The next time Marianne went to see the protesters, they had been out there for two hours and were somewhat less congenial. They looked a little wilted, sweat darkening their T-shirts and beading the tops of their lips, but they did not stop their chanting this time.
She wondered when they would leave. The protests she’d been to, mostly against the Iraq War, had definite start and end times. They had not interfered with meals or showering but had been more like exercise: a slow walk through the city with a large group of other people, some shouting, then back on the L train for home. It had been a good feeling, like after going to the gym—not that Marianne went to the gym—the feeling of having accomplished something that you may not have looked forward to but that now was over. Having said no, this is not right, I do not agree.
Even before this latest development, it had been some time since Marianne had agreed with the way things were going at the Ranch. She did not agree with the current status of Mark’s business arrangement with GWGW, which had somehow resulted in their paychecks being issued by GWGW itself, which Mark swore did not mean they were GWGW employees. Purely for tax purposes, he said.
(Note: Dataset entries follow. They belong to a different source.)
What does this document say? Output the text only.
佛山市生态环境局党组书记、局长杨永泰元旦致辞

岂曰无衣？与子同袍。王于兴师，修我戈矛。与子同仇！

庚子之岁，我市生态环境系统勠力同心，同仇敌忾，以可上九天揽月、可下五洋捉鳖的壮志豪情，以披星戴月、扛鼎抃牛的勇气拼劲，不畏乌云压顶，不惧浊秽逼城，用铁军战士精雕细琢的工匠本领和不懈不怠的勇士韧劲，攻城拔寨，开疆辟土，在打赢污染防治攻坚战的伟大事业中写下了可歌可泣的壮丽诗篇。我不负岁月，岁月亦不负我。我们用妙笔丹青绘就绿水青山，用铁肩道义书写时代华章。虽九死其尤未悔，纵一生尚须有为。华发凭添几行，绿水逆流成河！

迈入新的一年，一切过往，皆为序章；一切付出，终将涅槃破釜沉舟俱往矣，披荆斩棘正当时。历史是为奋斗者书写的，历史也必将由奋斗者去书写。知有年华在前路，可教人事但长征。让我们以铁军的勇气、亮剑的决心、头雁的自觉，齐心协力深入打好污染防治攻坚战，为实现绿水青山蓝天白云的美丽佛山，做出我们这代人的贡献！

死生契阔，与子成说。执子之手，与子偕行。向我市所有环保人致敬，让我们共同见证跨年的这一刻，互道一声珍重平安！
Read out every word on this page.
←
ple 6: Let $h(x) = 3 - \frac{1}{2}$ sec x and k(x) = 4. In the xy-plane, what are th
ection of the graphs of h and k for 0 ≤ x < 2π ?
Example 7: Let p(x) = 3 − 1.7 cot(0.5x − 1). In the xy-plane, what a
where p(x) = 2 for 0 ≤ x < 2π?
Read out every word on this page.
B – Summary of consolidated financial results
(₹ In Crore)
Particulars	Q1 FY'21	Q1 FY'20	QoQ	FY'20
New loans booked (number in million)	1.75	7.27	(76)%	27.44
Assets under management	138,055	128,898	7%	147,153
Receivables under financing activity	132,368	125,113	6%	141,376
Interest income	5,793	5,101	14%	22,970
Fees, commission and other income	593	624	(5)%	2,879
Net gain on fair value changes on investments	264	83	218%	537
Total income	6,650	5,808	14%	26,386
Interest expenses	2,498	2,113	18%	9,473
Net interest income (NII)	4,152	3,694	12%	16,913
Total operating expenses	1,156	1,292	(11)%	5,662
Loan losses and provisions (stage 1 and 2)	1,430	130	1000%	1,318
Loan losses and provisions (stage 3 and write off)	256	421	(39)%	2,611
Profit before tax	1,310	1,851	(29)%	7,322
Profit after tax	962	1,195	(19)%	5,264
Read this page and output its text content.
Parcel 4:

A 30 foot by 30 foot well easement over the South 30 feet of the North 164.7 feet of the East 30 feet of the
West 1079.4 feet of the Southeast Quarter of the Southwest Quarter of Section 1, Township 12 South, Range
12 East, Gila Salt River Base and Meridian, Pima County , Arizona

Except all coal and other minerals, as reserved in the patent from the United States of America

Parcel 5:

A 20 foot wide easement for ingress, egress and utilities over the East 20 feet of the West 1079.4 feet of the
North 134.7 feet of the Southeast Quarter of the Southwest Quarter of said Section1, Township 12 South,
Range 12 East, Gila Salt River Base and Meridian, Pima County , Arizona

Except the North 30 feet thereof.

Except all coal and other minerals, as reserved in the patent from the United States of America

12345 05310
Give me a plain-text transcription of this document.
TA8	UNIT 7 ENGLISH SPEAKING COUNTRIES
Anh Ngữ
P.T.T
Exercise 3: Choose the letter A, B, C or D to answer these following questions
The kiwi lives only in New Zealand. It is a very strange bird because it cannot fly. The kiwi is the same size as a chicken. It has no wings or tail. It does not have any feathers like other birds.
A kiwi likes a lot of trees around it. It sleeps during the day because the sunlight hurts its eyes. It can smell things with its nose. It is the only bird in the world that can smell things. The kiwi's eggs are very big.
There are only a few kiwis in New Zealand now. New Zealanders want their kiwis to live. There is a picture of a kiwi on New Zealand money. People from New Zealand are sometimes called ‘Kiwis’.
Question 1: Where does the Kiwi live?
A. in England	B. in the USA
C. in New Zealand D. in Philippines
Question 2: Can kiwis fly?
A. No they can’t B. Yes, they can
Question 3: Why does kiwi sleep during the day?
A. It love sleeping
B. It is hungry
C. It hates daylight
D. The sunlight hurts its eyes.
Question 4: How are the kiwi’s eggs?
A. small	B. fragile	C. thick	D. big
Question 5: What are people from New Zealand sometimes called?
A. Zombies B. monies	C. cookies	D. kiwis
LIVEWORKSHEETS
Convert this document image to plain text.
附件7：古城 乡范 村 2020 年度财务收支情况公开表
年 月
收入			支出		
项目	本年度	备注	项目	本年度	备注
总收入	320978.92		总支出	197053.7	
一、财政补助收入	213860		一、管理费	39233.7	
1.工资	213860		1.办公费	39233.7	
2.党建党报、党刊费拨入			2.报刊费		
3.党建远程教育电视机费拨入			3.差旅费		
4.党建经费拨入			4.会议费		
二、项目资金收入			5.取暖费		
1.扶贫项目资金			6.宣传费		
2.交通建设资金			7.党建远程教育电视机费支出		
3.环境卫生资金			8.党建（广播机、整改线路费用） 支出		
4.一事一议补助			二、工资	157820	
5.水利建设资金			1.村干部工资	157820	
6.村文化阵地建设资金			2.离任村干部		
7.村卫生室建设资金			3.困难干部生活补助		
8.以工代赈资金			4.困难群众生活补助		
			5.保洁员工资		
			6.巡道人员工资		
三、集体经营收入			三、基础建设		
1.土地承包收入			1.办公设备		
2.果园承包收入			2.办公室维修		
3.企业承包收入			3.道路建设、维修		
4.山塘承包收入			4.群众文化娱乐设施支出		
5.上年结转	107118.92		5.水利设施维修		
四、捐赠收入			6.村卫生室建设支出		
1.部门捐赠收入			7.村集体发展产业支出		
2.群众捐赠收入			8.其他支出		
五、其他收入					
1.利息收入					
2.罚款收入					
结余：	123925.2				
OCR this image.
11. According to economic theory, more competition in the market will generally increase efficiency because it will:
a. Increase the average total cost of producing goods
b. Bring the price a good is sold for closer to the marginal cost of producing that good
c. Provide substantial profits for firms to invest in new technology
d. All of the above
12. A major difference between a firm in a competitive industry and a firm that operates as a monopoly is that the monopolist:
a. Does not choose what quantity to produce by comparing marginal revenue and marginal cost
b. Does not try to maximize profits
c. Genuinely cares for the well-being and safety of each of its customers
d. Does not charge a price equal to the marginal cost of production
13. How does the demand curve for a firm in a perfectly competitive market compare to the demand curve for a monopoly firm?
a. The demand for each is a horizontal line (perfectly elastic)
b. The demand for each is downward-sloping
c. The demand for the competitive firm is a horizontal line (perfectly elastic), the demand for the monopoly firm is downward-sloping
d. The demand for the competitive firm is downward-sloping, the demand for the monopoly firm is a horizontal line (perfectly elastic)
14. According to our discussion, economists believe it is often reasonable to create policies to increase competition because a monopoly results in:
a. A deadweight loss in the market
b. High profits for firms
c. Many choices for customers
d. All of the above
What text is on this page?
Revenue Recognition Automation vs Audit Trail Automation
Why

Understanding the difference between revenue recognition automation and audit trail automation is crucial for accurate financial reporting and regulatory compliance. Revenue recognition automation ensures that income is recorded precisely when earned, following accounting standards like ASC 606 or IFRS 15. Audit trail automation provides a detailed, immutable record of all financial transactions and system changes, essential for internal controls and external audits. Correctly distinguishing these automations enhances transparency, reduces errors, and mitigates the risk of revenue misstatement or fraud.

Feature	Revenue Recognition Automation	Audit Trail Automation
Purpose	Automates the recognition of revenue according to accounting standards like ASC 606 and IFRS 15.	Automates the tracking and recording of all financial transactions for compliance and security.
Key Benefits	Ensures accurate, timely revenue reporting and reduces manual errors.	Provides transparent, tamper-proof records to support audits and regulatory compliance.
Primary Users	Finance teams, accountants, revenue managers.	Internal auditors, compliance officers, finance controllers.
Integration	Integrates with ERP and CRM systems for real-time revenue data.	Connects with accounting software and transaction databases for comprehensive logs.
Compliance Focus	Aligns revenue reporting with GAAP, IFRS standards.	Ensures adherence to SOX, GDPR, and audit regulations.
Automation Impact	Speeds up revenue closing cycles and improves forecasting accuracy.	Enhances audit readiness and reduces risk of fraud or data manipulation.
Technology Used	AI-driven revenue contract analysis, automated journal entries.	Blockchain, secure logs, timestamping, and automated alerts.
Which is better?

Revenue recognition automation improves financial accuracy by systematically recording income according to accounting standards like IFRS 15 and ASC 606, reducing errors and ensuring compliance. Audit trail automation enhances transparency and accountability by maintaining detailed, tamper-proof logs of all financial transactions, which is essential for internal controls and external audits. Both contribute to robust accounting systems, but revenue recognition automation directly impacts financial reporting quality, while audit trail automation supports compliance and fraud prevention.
Tom had hit the roof when he saw the globe-cross logo on his first paycheck, but was mollified by the bonus that arrived a week later; Lorraine appreciated the upgrades to business class on her plane tickets. Marianne did not agree with Regina’s suggestions to move their curriculum online, did not agree with the “publishing seminars” she had arranged for this second session or the keynote speaker she had invited, at Regina’s request: a writer of “Christian erotica” (a genre about which Marianne would have preferred to remain ignorant). And she especially did not agree with Eric’s decision to accompany Regina Somers on a so-called business trip and not return when he said he would. No, she did not agree, it was not right, it was not fair, it was not how she had planned for things to go.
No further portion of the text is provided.